Maybe. In the meantime, Fonda (whose exercise studio, Workout, is only a few miles away), Woody Allen, Diane Keaton, Dustin Hoffman, Raquel Welch, Paul Newman, Ali MacGraw and Shirley MacLaine rummage through the bins of brightly colored sweats, many stamped with Camp Beverly Hills' palm-fringed insignia. When Rudolf Nureyev buys the store's pants, he hikes up the waistline for a tight-legged Tartar look, then heads out to a party or the theater. "Their clothes are so comfortable," says Barbra Streisand, who owns several dozen shirts, "I even sleep in them."
The new fashion has its detractors. "It's kind of dreary," observes designer Bob Mackie. "Sweatsuits are fine for sweating in, but you have to draw the line somewhere."
Still, the camp offers a dizzying variety of choices by at least a half-dozen manufacturers. They range from rhinestone-encrusted jumbo sweatshirts ($28) to velour, terry and patterned sweats at around $15 in such nonathletic colors as aquamarine, flamingo pink, periwinkle and martini olive. For the traditionalist, there are Fruit of the Loom sweatshirts at $13. The store also does a thriving mail-order business and recently launched an outpost at Macy's in New York City, with more openings in five cities planned for 1981. This year's gross, the partners confidently predict, will top $1 million.

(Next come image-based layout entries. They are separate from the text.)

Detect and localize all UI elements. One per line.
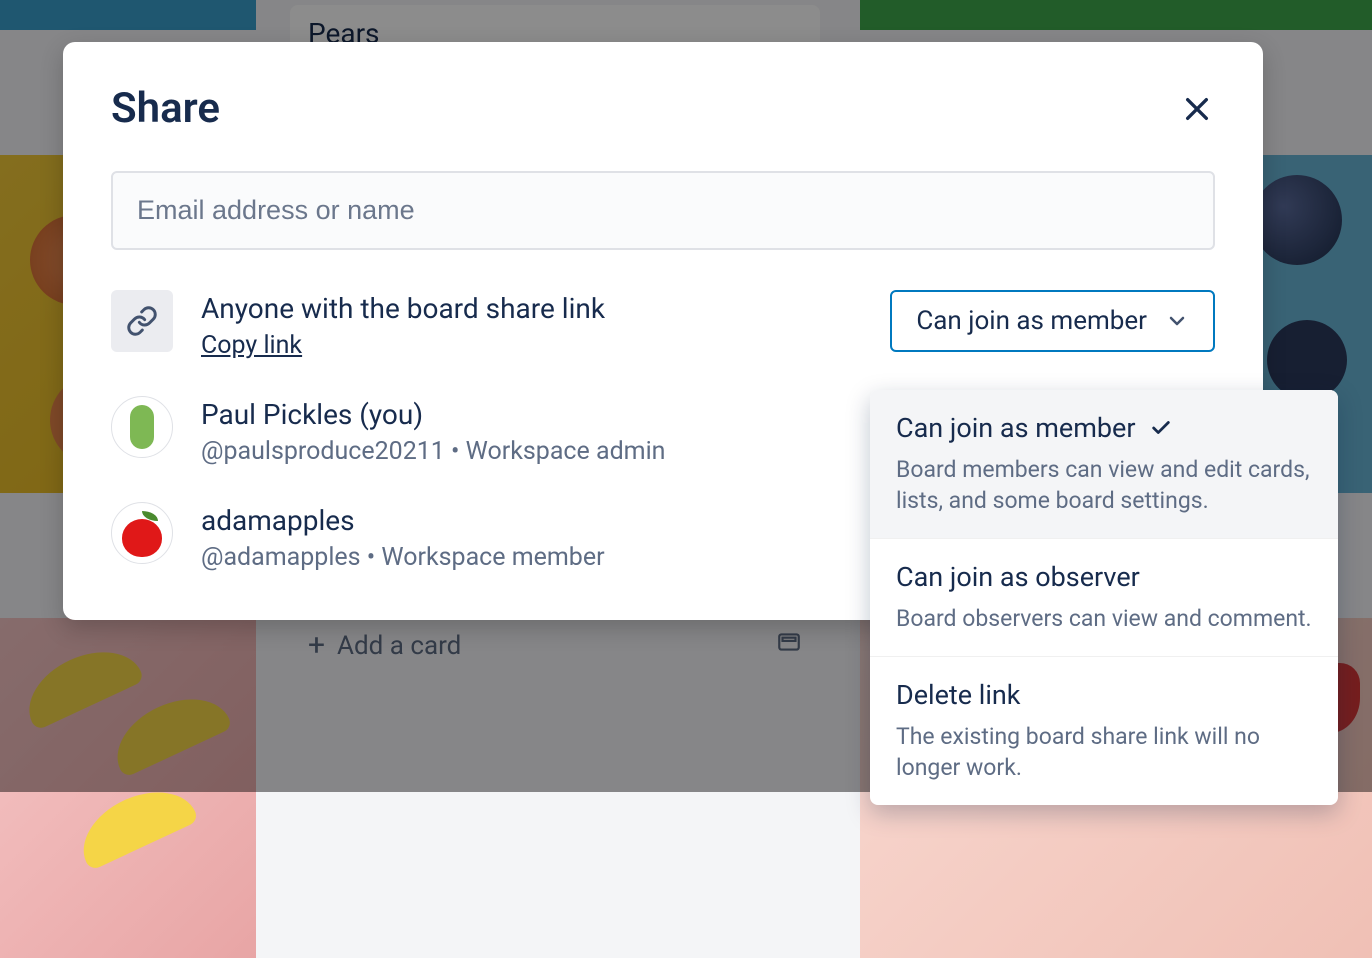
chevron-down-icon [1165, 309, 1189, 333]
menu-option-observer[interactable]: Can join as observer Board observers can… [870, 539, 1338, 657]
menu-option-desc: The existing board share link will no lo… [896, 721, 1312, 783]
close-button[interactable] [1179, 91, 1215, 127]
permission-dropdown-menu: Can join as member Board members can vie… [870, 390, 1338, 805]
menu-option-delete-link[interactable]: Delete link The existing board share lin… [870, 657, 1338, 805]
email-or-name-input[interactable] [111, 171, 1215, 250]
menu-option-title: Can join as observer [896, 561, 1312, 593]
menu-option-member[interactable]: Can join as member Board members can vie… [870, 390, 1338, 539]
menu-option-title-text: Delete link [896, 679, 1021, 711]
copy-link-button[interactable]: Copy link [201, 331, 302, 360]
dropdown-selected-label: Can join as member [916, 306, 1147, 336]
share-link-row: Anyone with the board share link Copy li… [111, 290, 1215, 360]
share-link-text: Anyone with the board share link Copy li… [201, 290, 862, 360]
check-icon [1150, 417, 1172, 439]
link-icon-box [111, 290, 173, 352]
avatar [111, 396, 173, 458]
avatar [111, 502, 173, 564]
menu-option-title: Can join as member [896, 412, 1312, 444]
menu-option-title-text: Can join as member [896, 412, 1136, 444]
modal-title: Share [111, 84, 220, 133]
close-icon [1181, 93, 1213, 125]
menu-option-desc: Board observers can view and comment. [896, 603, 1312, 634]
modal-header: Share [111, 84, 1215, 133]
menu-option-title-text: Can join as observer [896, 561, 1140, 593]
permission-dropdown[interactable]: Can join as member [890, 290, 1215, 352]
menu-option-desc: Board members can view and edit cards, l… [896, 454, 1312, 516]
menu-option-title: Delete link [896, 679, 1312, 711]
link-icon [126, 305, 158, 337]
share-link-title: Anyone with the board share link [201, 292, 862, 325]
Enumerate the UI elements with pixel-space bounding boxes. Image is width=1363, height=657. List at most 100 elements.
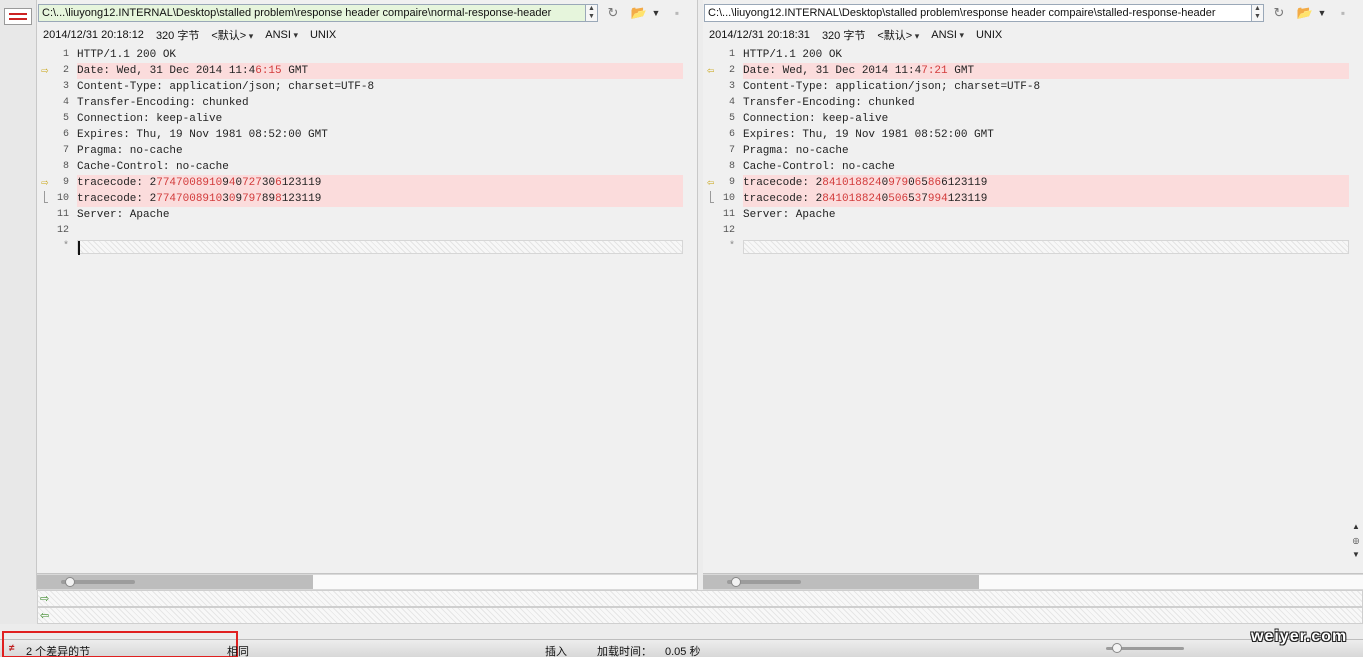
merge-line-right-to-left[interactable]: ⇦ <box>37 607 1363 624</box>
editor-line[interactable]: 7 Pragma: no-cache <box>703 143 1349 159</box>
editor-line[interactable]: 11 Server: Apache <box>37 207 683 223</box>
right-encoding-select[interactable]: ANSI <box>931 29 964 41</box>
right-info-bar: 2014/12/31 20:18:31 320 字节 <默认> ANSI UNI… <box>709 27 1002 43</box>
left-editor[interactable]: 1 HTTP/1.1 200 OK ⇨ 2 Date: Wed, 31 Dec 2014… <box>37 47 697 573</box>
line-text[interactable]: tracecode: 27747008910940727306123119 <box>77 175 683 191</box>
right-path-spinner-icon[interactable]: ▲ ▼ <box>1252 4 1264 22</box>
eof-text[interactable] <box>743 240 1349 254</box>
editor-line[interactable]: ⇦ 2 Date: Wed, 31 Dec 2014 11:47:21 GMT <box>703 63 1349 79</box>
editor-line[interactable]: 12 <box>703 223 1349 239</box>
line-text[interactable]: Date: Wed, 31 Dec 2014 11:46:15 GMT <box>77 63 683 79</box>
line-text[interactable]: HTTP/1.1 200 OK <box>743 47 1349 63</box>
line-number: 2 <box>728 65 735 76</box>
reload-icon[interactable]: ↻ <box>602 4 624 22</box>
left-path-spinner-icon[interactable]: ▲ ▼ <box>586 4 598 22</box>
dropdown-icon[interactable]: ▼ <box>650 4 662 22</box>
left-gutter <box>0 0 37 590</box>
end-of-file-line[interactable]: * <box>703 239 1349 255</box>
line-text[interactable]: tracecode: 27747008910309797898123119 <box>77 191 683 207</box>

Just three years back Himelstein, Stein and Lasker were lounging around Stein's swimming pool with nothing to do. Recalls Himelstein: "It was sort of like a Mickey Rooney movie: 'Hey, let's all get together and open a store!' We were city guys, and although Southern California is very pretty, we agreed that Beverly Hills really needed funk."
Stein, the camp's business and advertising expert, graduated from Brooklyn Law School in 1967. In 1974 he moved to California to work for the business department of Columbia Pictures before becoming an independent film producer. (None of his projects ever made it to the screen.)
Lasker, who became the store's manager, attended New York University and hired on with a Wall Street bond house before moving to California. His pal, Brooklyn-born Himelstein, graduated in 1970 from NYU's film school and worked briefly for producer Otto Preminger. Himelstein is now the store's buyer and designer.
The partners are their own best advertisement. Among them, Himelstein, Stein and Lasker own two dozen sweatsuit outfits. When the occasion calls for it, they do not hesitate to don formal attire: sweatsuits, sneakers—and black bow ties.